Brother Barnaby had walked the three hundred miles to the Citadel of the Voice, where the select few priests admitted into the Arcanum lived and worked. He had arrived at the gates barefoot and in rags, half-starved, thin and weary, but joyful. He had said simply he was here on orders from Saint Castigan to serve a man whose name he did not know. The young monk then provided them with the description of the man in his vision.
The Provost of the Arcanum had immediately recognized Father Jacob Northrup and summoned him at once.
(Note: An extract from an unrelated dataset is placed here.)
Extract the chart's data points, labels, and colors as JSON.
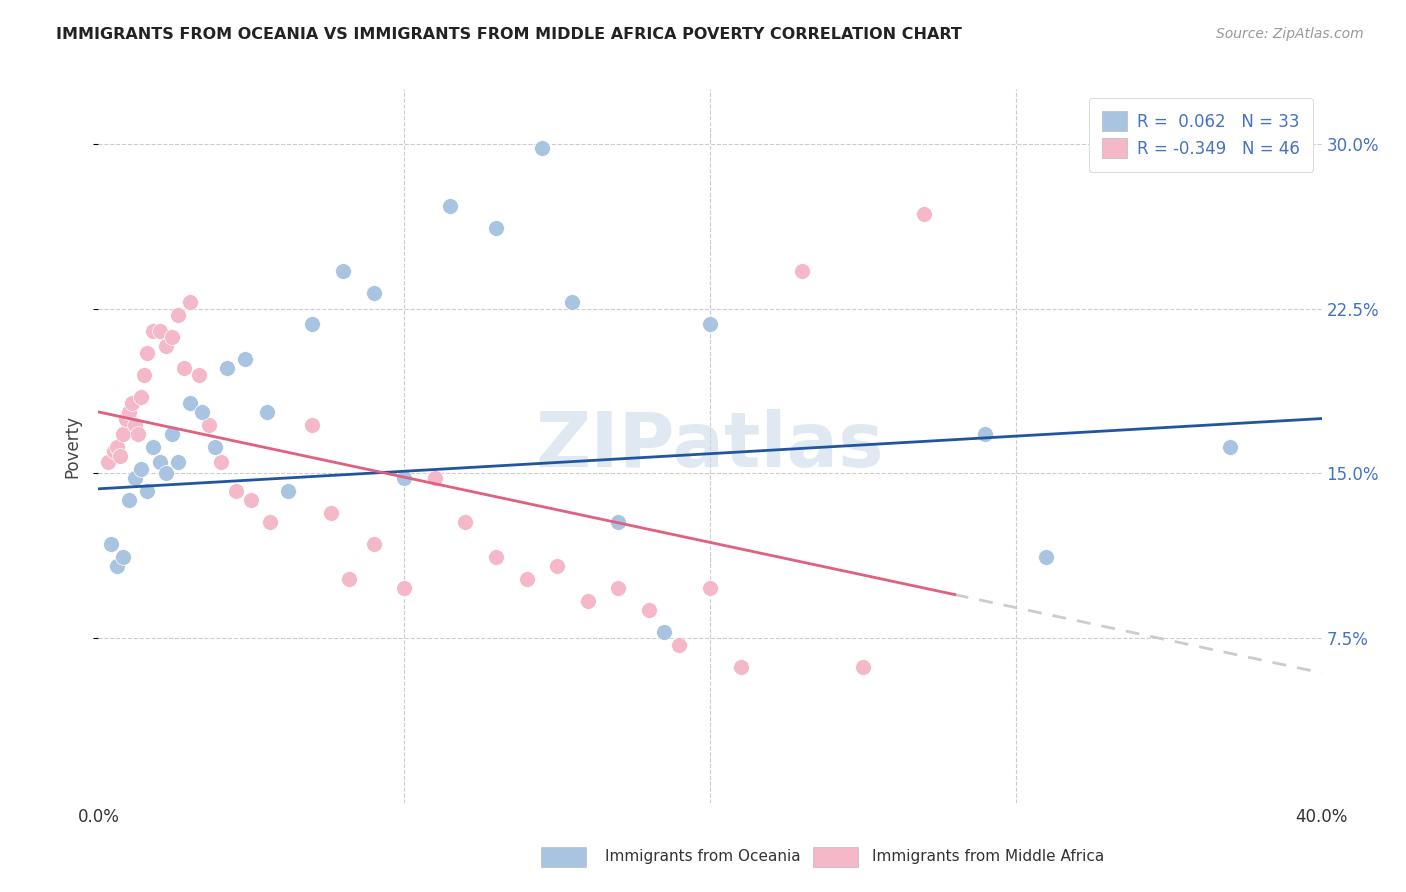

When Father Jacob had entered the office, Brother Barnaby smiled in recognition, though they had never before met.
“Saint Castigan sent me to serve you, Father. He said you needed me.”
“Why would the saint say that?” Father Jacob had asked, regarding the young man with interest.
“I have no idea, Father,” Brother Barnaby had replied humbly. “All I know is that I am here and I will serve you and the saint most faithfully.”
The Provost had been dubious about accepting this obviously cloistered and naive young man into the Arcanum and would have sent the young monk back to his abbey, but Father Jacob had found Brother Barnaby “fascinating” and insisted on keeping him, much to the dismay of Sir Ander.
“I need a scribe, after all,” Father Jacob had argued. “This Barnaby is a true innocent.”
“He is, indeed,” Sir Ander had said sternly. “You cannot take on this young man because you want to study his brain, Jacob. Such an innocent young person should not be exposed to the evil you and I see on a daily basis.”